The necessity to care for patients in a crisis, regulatory requirements, and the skill set unique to anesthesiologists has placed our specialty in a position to lead change in this critical arena. As physicians accustomed to dealing with emergency situations and adept at making quick treatment decisions, we possess the knowledge and skills necessary to lead in a crisis situation. We are also the critical interface between our partners in nursing and surgery, uniquely able to understand the strengths and weaknesses of our teams and the system overall.

Our current operative model is geared toward optimizing system resources. Our anesthesiology coordinators must offer scheduling flexibility for surgeon convenience but be available to answer any emergency case that presents to the OR. This routine model for OR “stretch” can be quickly over-burdened. Imagine you are coordinating the OR schedule when a mass casualty event occurs. In facing the crisis, you must not only manage the cases within your ORs, but you must determine which resources you have and will need to successfully manage the crisis you are facing. If you take this a step further, imagine the event happens at a time when you have minimal staffing, such as on evenings, weekends, or holidays. How many emergent surgical patients would it take to overwhelm your immediate staffing resources? How will you mobilize, organize, direct, and communicate during these critical situations? ICS is the answer.

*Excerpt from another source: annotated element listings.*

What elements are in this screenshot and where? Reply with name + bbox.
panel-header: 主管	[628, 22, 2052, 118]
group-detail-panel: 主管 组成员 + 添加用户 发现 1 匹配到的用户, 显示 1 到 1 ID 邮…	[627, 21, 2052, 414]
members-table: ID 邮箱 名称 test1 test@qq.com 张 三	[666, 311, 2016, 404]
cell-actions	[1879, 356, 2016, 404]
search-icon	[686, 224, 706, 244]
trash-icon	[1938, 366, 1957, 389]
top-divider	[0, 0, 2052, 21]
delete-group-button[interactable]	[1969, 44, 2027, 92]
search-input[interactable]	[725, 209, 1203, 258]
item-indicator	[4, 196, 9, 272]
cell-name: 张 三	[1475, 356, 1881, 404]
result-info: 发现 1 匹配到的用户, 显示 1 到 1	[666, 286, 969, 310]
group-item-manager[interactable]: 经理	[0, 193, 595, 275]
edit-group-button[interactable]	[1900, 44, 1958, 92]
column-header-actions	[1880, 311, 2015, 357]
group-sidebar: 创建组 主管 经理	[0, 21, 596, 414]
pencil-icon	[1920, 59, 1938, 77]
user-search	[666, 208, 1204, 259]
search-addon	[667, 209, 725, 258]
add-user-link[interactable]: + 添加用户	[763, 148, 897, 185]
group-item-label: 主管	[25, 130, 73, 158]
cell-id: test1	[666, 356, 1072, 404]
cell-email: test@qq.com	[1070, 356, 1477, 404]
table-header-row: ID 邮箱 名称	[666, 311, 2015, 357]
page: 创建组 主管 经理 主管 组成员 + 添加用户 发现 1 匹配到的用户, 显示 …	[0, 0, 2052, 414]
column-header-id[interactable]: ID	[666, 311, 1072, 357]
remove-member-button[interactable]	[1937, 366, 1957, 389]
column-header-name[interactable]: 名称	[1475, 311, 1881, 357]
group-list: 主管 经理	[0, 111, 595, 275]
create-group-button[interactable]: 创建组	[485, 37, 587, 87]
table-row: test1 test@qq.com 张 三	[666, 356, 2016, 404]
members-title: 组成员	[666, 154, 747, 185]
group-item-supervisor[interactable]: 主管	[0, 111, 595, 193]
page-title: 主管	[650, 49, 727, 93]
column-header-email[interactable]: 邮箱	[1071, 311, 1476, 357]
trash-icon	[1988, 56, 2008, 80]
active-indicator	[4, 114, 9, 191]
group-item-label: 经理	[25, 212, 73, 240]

ICS is the gold standard used by all emergency medical service, law enforcement, and fire agencies in the US as mandated by FEMA to receive federal funding (asamonitor.pub/34GTrxL). CMS requires all hospitals to develop an emergency plan that is coordinated with those agencies (asamonitor.pub/3gPJReg). However, current plans are limited in their scope to pre-hospital and emergency room management. OR management of these incidents is often only briefly mentioned. This provides a unique opportunity to expand our scope of practice as anesthesiologists and learn from the experts in emergency preparedness. ICS can optimize OR efficiency and resource utility during a mass casualty event and be easily integrated into the systems currently in place. It is time for anesthesiologists to embrace the battle-proven incident management system developed by the U.S. Forest Service and take our rightful place as leaders in mass casualty event management.